— Как странно… — в тон ему проговорила Лотта.
— Что именно?
— Для чего нужна свобода после смерти?
— Гм… Речь здесь, пожалуй, идёт не столько о свободе после смерти, сколько о несвободе при жизни.
— А вы верите в загробную жизнь?
— Нет.
— Но если нет загробной жизни, то нет и свободы, о которой говорится в этой сентенции на камне.
— А почему свобода непременно должна быть?
— Но ведь все к ней стремятся. Нельзя же стремиться к чему-то невозможному — это было бы глупо.
— Человек несовершенен, и ожидать от него только разумных устремлений не имеет смысла. Он мечтает хотя бы приблизиться к идеалу свободы, но идеал недостижим. Вернее, достижим, но уже после смерти, когда кончается сама жизнь.
— Значит, абсолютная свобода — это смерть, небытие? Кажется, именно это и хотел сказать наш философ… Но, может быть, он верил в загробную жизнь?
— Должно быть, верил. Что ж с того?
Лотта вопросительно подняла брови.
— Верить можно во что угодно, но ведь картина мира не меняется в зависимости от нашей веры, — сказал Навроцкий.
— Но если свобода возможна только после смерти, то есть когда её нельзя ощутить, не значит ли это, что она и вовсе не существует в природе, что это всего лишь отвлечённое понятие, плод нашего воображения?
Навроцкий улыбнулся, пожал плечами, немного помолчал, потом серьёзно сказал:
— Это верно, люди стремятся к свободе. Но часто они выбирают неправильный путь. Ради собственной свободы они отнимают свободу у других. Чтобы сохранить отнятое, они прибегают к разного рода ухищрениям и, как воры, трясутся над украденным добром, и тогда свободы у них оказывается меньше, чем было прежде.
— У каждого свой путь к свободе?
— У каждого свой путь к смерти.
Лотта взглянула на Навроцкого, увидела его улыбающиеся, окружённые тонкими морщинками глаза и не могла понять, шутит он или говорит серьёзно.
— А как же страсти? — спросила она.
— А что — страсти?
— Они и в самом деле лишают человека свободы?
— У человека нет полной свободы. Но страсти умаляют и ту, что есть, делая человека зависимым. Ведь ему приходится беспрестанно искать способы их удовлетворения.
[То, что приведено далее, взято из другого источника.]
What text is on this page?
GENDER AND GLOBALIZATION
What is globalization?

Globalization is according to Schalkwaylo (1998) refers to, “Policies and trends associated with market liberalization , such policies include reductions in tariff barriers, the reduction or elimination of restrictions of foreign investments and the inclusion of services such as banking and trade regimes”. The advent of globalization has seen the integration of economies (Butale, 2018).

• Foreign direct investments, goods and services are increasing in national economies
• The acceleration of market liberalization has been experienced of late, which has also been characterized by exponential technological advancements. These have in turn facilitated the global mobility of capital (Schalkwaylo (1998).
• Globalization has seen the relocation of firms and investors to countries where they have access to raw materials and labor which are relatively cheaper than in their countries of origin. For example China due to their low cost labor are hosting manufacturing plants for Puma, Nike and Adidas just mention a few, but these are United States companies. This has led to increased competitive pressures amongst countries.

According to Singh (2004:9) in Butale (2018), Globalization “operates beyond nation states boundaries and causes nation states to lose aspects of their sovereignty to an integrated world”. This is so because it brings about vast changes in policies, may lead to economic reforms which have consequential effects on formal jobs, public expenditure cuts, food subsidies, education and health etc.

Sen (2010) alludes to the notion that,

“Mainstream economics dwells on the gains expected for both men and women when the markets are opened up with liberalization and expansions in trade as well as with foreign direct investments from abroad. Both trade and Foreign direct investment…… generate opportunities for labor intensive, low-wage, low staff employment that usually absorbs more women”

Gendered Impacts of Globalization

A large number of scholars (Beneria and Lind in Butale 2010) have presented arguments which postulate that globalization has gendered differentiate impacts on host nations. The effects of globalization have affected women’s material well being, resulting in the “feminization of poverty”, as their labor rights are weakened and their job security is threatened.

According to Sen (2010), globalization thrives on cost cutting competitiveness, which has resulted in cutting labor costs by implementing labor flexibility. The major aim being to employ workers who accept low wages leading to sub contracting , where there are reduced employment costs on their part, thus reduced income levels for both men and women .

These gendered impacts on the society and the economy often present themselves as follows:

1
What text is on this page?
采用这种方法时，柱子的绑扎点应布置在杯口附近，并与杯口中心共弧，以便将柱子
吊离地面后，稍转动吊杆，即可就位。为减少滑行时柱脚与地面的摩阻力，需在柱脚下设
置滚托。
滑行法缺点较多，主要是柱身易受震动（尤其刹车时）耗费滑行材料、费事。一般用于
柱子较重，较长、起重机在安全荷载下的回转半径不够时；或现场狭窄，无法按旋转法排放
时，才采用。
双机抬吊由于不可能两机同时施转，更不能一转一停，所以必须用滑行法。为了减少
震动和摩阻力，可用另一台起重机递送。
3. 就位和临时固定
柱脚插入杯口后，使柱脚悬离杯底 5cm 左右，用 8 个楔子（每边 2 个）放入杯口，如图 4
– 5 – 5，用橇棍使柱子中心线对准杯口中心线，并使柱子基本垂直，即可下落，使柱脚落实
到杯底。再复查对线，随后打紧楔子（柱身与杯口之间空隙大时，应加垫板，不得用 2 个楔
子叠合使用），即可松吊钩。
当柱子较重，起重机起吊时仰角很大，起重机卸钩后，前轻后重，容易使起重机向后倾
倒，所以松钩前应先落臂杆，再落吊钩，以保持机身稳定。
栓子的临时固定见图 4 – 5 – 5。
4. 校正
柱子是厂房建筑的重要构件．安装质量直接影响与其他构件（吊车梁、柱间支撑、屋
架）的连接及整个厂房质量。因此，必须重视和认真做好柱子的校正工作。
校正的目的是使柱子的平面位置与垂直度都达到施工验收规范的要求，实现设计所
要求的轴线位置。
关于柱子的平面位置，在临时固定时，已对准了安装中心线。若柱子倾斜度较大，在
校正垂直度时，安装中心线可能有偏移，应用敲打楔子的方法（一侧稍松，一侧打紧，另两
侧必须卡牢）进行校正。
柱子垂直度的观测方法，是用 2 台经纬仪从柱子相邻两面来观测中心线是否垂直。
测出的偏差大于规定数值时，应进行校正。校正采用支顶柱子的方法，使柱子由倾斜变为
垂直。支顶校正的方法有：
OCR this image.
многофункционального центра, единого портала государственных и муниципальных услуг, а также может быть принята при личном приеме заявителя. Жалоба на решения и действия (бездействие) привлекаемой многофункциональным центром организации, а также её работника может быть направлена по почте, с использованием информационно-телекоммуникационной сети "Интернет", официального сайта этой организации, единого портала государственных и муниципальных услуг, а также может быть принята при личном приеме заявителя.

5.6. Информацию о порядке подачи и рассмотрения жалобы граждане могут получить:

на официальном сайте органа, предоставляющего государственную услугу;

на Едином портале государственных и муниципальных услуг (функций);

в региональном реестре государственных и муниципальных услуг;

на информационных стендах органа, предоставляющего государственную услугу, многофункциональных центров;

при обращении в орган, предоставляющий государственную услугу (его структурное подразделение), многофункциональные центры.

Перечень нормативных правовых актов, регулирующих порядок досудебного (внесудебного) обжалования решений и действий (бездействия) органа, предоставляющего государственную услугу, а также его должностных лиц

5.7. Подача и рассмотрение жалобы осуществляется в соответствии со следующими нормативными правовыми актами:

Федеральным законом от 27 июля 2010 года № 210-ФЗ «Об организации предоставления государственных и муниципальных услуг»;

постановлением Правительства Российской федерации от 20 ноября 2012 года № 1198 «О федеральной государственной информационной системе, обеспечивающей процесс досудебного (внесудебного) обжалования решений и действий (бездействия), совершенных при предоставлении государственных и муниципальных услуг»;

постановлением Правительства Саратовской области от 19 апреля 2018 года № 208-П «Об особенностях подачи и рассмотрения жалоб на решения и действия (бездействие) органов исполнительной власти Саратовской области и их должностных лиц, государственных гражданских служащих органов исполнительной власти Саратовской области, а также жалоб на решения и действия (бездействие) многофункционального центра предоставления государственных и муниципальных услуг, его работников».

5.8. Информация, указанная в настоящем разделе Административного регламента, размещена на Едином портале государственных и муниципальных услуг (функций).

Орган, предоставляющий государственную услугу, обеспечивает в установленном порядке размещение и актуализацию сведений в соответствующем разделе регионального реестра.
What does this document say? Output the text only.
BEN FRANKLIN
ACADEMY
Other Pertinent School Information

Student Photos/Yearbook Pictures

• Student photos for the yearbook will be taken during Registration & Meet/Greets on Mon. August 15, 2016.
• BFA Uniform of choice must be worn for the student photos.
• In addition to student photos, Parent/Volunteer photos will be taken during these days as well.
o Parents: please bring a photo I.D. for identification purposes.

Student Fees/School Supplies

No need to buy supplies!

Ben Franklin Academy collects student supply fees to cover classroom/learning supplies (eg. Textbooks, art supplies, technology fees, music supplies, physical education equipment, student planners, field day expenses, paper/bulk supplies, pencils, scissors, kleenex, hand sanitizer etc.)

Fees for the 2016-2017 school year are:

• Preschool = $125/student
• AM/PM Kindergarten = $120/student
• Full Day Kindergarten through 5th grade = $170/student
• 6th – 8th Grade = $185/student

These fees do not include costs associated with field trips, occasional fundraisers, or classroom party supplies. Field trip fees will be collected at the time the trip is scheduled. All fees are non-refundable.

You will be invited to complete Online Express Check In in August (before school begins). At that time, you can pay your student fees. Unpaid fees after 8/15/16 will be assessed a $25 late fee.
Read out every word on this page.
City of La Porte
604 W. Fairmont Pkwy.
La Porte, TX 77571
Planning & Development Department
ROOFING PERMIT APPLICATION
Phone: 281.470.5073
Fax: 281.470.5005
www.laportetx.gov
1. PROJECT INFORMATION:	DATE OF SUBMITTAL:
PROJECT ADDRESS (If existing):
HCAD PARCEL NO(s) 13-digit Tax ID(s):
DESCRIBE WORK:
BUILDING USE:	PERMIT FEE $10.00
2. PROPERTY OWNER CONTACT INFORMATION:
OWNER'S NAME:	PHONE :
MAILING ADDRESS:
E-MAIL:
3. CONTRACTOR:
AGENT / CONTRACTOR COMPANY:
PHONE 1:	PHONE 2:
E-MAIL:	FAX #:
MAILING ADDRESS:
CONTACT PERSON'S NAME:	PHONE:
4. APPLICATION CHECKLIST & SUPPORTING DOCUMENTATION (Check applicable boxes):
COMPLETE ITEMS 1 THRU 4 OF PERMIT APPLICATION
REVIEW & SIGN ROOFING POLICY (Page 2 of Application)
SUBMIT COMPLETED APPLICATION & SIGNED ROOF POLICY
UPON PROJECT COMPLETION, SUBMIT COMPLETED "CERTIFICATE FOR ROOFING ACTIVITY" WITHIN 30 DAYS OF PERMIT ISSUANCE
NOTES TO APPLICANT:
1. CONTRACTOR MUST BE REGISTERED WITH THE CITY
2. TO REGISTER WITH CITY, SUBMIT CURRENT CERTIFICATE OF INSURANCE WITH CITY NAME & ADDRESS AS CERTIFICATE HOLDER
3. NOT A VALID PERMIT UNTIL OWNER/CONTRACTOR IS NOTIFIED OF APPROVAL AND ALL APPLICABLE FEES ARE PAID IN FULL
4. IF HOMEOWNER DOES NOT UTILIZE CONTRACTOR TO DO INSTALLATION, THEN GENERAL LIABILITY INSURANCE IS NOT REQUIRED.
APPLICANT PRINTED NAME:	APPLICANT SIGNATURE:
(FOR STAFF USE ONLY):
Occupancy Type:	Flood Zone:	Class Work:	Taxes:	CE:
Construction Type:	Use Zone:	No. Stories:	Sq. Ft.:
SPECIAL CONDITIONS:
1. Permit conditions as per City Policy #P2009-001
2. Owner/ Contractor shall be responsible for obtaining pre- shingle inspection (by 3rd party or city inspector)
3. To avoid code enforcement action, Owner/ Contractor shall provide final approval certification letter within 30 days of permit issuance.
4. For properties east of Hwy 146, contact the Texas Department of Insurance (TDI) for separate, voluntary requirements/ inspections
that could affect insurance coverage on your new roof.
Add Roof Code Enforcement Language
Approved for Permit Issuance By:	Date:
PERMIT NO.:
— Значит, поборов страсти, можно стать более свободным?
— Выходит, что так.
— Но возможен ли человек без страстей?
Навроцкий обернулся к Лотте и увидел устремлённые на него серьёзные глаза. Пытливость её ума решительно нравилась ему.
— Человек без страстей никак невозможен, — сказал он весело. — А посему давайте-ка напоследок пустим лошадей карьером да прокатимся с ветерком. А потом поедем обедать. У меня страсть как разыгрался аппетит…
Он помог ей сесть на лошадь и, вскочив в своё седло, сказал:
— Впрочем, с вас довольно будет и галопа.
Выбравшись на дорогу, он пустил лошадь сначала галопом, а затем и в карьер. Он уже убедился в том, что Лотта хорошо держится в седле, но на всякий случай несколько раз оглянулся. Лошадь Лотты бежала ровным галопом, и расстояние между ними увеличивалось. Тогда, проехав ещё с версту карьером, он начал одерживать кобылку и наконец, перейдя на спокойную рысь, дал возможность Лотте догнать его. Они поехали рядом, и он невольно загляделся на её весёлое, раскрасневшееся лицо и длинные светлые волосы, в которых ветер устроил маленький беспорядок…
4
К обеду Навроцкий явился в столовую с какой-то книгой в руках и положил её на стол перед Лоттой.
— Это «История философии» Фридриха Кирхнера. Если желаете, можете почитать. Вам, наверное, будет интересно.
— Да, очень, — сказала Лотта, полистав книгу.
Навроцкий откупорил соломенную бутылку красного итальянского вина и, налив его в бокалы, продекламировал:
— Но, кажется, вы более одной чары себе не позволяете, не так ли? — улыбнулась Лотта.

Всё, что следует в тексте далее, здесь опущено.